"Path, sah!" said Mbutu. "'Spect huts ober dar. Huts, food. Plenty food, oh yes!"

They sat down for a few moments to rest on a rock at the edge of the stream, gazing in silence at the gurgling water. Suddenly Mbutu twitched his master's sleeve and pointed to the farther bank. Just emerging from the leafy hedge, through the narrow opening, was a diminutive and graceful little woman, copper-coloured, with raven-black hair, a broad round face, and full lustrous eyes. Three iron rings were coiled spiral-shaped about her neck. She was crooning happily to a tiny brown child toddling by her side, and on her head a small pitcher was cleverly balanced. She came down to the water's edge and stooped to fill her pitcher, still chanting softly a quaint song that Tom thought wonderfully pretty. Her boy leant over the water in comical mimicry of his mother.

"Bambute woman, sah," whispered Mbutu.

Low as the words were uttered, the channel between the high banks acted as a sound-board, and the sharp ears of the little woman heard them. She looked up, gave a startled cry, and stepped back. At the same instant the tiny fellow, alarmed by his mother's cry, lost his balance and toppled over into the water. The stream there was deep, flowing in strong and steady current. For one brief moment the mother seemed dazed, and Tom looked at the little brown bundle floating down stream as at some picture, not an actual thing at all. Then the woman screamed, dropped her pitcher, and forced her way along the bank, wringing her hands and moaning pitifully as she saw the stream bearing her little son away.

"She can't swim!" cried Tom, realizing the situation.

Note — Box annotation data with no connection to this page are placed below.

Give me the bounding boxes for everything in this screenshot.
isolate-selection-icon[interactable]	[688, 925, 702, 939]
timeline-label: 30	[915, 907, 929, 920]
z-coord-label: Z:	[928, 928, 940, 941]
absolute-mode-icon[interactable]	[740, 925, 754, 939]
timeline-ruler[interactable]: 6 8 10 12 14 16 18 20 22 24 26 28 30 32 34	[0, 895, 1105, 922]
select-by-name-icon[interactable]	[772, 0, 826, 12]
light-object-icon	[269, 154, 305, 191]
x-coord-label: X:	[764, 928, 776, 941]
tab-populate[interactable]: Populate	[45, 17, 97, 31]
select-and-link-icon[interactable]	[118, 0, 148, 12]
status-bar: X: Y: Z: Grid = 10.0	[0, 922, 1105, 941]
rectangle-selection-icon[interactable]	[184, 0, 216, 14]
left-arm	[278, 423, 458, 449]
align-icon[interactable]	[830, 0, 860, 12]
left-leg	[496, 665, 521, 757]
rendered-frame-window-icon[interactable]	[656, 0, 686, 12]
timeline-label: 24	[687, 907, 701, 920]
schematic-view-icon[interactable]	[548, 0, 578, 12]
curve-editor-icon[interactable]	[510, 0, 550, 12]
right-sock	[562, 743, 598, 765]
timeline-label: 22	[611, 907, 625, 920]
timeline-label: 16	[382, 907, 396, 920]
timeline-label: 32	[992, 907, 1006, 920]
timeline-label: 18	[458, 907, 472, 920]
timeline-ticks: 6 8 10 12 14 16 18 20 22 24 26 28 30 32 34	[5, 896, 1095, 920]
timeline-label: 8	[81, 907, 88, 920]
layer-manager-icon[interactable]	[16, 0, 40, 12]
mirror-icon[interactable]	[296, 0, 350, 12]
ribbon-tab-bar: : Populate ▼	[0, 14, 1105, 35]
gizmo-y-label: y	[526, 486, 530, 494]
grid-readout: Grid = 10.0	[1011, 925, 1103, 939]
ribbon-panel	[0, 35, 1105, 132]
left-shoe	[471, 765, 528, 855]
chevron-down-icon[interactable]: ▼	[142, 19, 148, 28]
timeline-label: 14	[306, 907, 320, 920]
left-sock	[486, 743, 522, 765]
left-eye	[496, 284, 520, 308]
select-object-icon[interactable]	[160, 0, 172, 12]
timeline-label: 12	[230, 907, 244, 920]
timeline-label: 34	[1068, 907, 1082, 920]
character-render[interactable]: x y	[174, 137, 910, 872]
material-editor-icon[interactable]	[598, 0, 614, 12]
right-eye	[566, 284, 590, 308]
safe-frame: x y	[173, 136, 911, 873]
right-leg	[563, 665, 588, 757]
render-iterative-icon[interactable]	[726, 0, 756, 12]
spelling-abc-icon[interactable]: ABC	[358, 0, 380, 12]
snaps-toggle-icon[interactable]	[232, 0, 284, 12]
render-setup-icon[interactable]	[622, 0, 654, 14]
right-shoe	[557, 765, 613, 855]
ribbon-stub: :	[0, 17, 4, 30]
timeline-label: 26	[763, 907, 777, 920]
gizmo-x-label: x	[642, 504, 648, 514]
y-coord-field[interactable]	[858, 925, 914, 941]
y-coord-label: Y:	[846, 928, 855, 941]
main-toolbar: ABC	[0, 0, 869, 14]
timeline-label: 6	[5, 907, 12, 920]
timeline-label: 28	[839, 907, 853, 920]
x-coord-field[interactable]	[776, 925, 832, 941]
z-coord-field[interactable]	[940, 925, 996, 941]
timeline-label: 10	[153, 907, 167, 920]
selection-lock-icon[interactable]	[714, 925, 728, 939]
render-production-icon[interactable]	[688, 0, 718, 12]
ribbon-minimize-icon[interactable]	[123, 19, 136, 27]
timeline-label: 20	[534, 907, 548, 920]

He sprang up, leapt on to the first boulder, then to the second two yards from it to the left, and took a header into deep water. Excitement lent him strength; he forgot where he was, forgot all his late sufferings, forgot the danger of chill and crocodiles; all that he saw was the drowning child, all that he thought of was his duty to save it. He struck out energetically, the current assisting him. As yet the stream had borne the child along upon its surface, but just as Tom arrived within a dozen yards of him he sank, and the mother's heart-broken cry echoed from the forest. Tom quickened his stroke, and, gathering his breath, dived just beyond the spot where he had last seen the brown body. It was difficult to make out anything in the tan-coloured water, but he fancied he saw the little black head, threw out his right hand, caught a foot, and in a few seconds was safe at the surface again, the boy in his grasp.

By this time Mbutu had reached his master's side. He relieved him of the burden, and together they swam to the shore, where Tom turned the pigmy urchin on his face and slapped his back and worked his arms about till the little fellow recovered his breath. A lusty cry soon proclaimed that there was vigorous life in the tiny body. Then they carried him with some difficulty along the steep bank to the path by which he had come from the forest. They caught sight of his mother darting like a timid gazelle among the trees. Mbutu at Tom's command called to her to come and fetch her pickin, using all the dialects he knew; she stopped and faced the strangers again, but evidently understood nothing of what the Muhima said, and was too much scared to approach them. In spite of his exhaustion, Tom could not help smiling at the woman's fears.

"Put the little beggar down," he said, "and see him run."

"Want food, sah," expostulated Mbutu; "woman gib food."

"But she wants her baby first; perhaps she thinks we are cannibals, and mean to make a meal of both of them."